Tradition teaches that there is a Judge, but it also tells us that we make our own fates. The very recitation whose shattering power encapsulates the day — on Rosh Hashanah it is written who shall live and who shall die — begins with the words Unetaneh tokef kedushat hayom: We give the holy day its power.

And so the words fill us with foreboding. The power and immediacy seems to grow from year to year. For decades we have been preoccupied with the fires that we humans ignite in our foolishness: the ovens of evil, the specter of nuclear holocaust, the inferno of September 11, the rain of terrorist bombings that has followed.

This year, at last, came the water.

This day is the birthday of the world; this day places all the creatures of the world in judgment.

Few messages in the Jewish liturgy are more enigmatic, and yet few carry deeper resonance. We call this season the New Year, but the text reminds us that it is not the birthing of a year we are gathering to celebrate. It is the birth and rebirth of the world. And that, somehow, is the measure by which we must be judged.

The birth and rebirth of the world are a proper frame for our thoughts on this New Year. The past year began, unforgettably, with a tsunami that swept South Asia, and ended with a hurricane that destroyed New Orleans. We’re certain to be inundated next week with a flood of sermons discussing the storms and what they teach us. We’ll be reminded again and again of our smallness, our vulnerability, our helplessness in face of Nature’s fury. Sure, we’ll be told, the plagues of fire and bombing that have so dominated our thoughts in recent years are the work of our own hands.

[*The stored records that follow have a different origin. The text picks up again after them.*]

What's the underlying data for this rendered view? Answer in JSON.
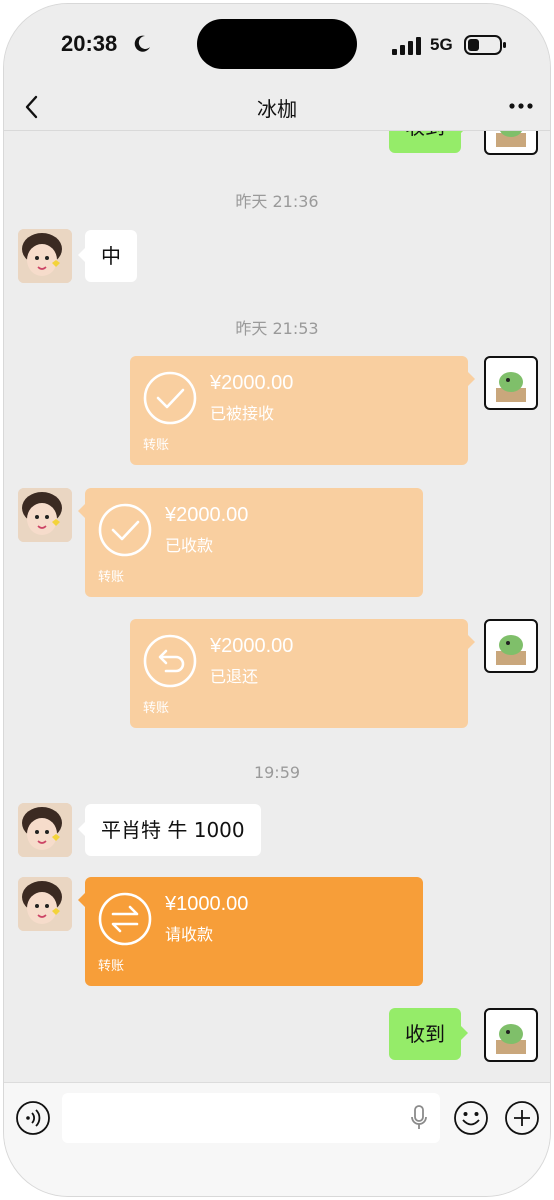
{
  "status_bar": {
    "time": "20:38",
    "network": "5G"
  },
  "header": {
    "title": "冰枷"
  },
  "messages": {
    "top_partial": {
      "text": "收到"
    },
    "ts1": "昨天 21:36",
    "m1": {
      "text": "中"
    },
    "ts2": "昨天 21:53",
    "t1": {
      "amount": "¥2000.00",
      "status": "已被接收",
      "label": "转账"
    },
    "t2": {
      "amount": "¥2000.00",
      "status": "已收款",
      "label": "转账"
    },
    "t3": {
      "amount": "¥2000.00",
      "status": "已退还",
      "label": "转账"
    },
    "ts3": "19:59",
    "m2": {
      "text": "平肖特 牛 1000"
    },
    "t4": {
      "amount": "¥1000.00",
      "status": "请收款",
      "label": "转账"
    },
    "m3": {
      "text": "收到"
    }
  },
  "colors": {
    "transfer_done": "#f9cfa0",
    "transfer_pending": "#f79e39",
    "sent_bubble": "#95ec69"
  },
  "icons": [
    "moon-icon",
    "signal-icon",
    "battery-icon",
    "back-icon",
    "more-icon",
    "check-circle-icon",
    "return-icon",
    "transfer-icon",
    "voice-icon",
    "mic-icon",
    "emoji-icon",
    "plus-icon"
  ]
}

We might avert those decrees if we could somehow reason our way through. But not the water. We are too small. The water is beyond our power to contain.

Then again, maybe not. Just in time for the New Year, a series of new scientific reports has emerged suggesting that the intense hurricanes and extreme weather of the last decade are partly the product of our own actions. If the weather seems worse of late, that’s because it is, according to studies published in Science, Nature and elsewhere: Hurricanes have increased in intensity by as much as 70% in recent decades. The increase coincides with a rise in the temperature of the oceans, which in turn is partly a product of the human activity — mostly the burning of fossil fuels — that we call global warming.

Or, as the liturgist might say, our fires help to bring our floods.

As we gather this coming week to make our accounting, it’s worth considering the plain language of the text, and what mysteries it holds. We’re celebrating the birthday of the world. That — the integrity of creation — is the final measure of our days.

Who by fire and who by water?

This day is the birthday of the world; this day places all the creatures of the world in judgment.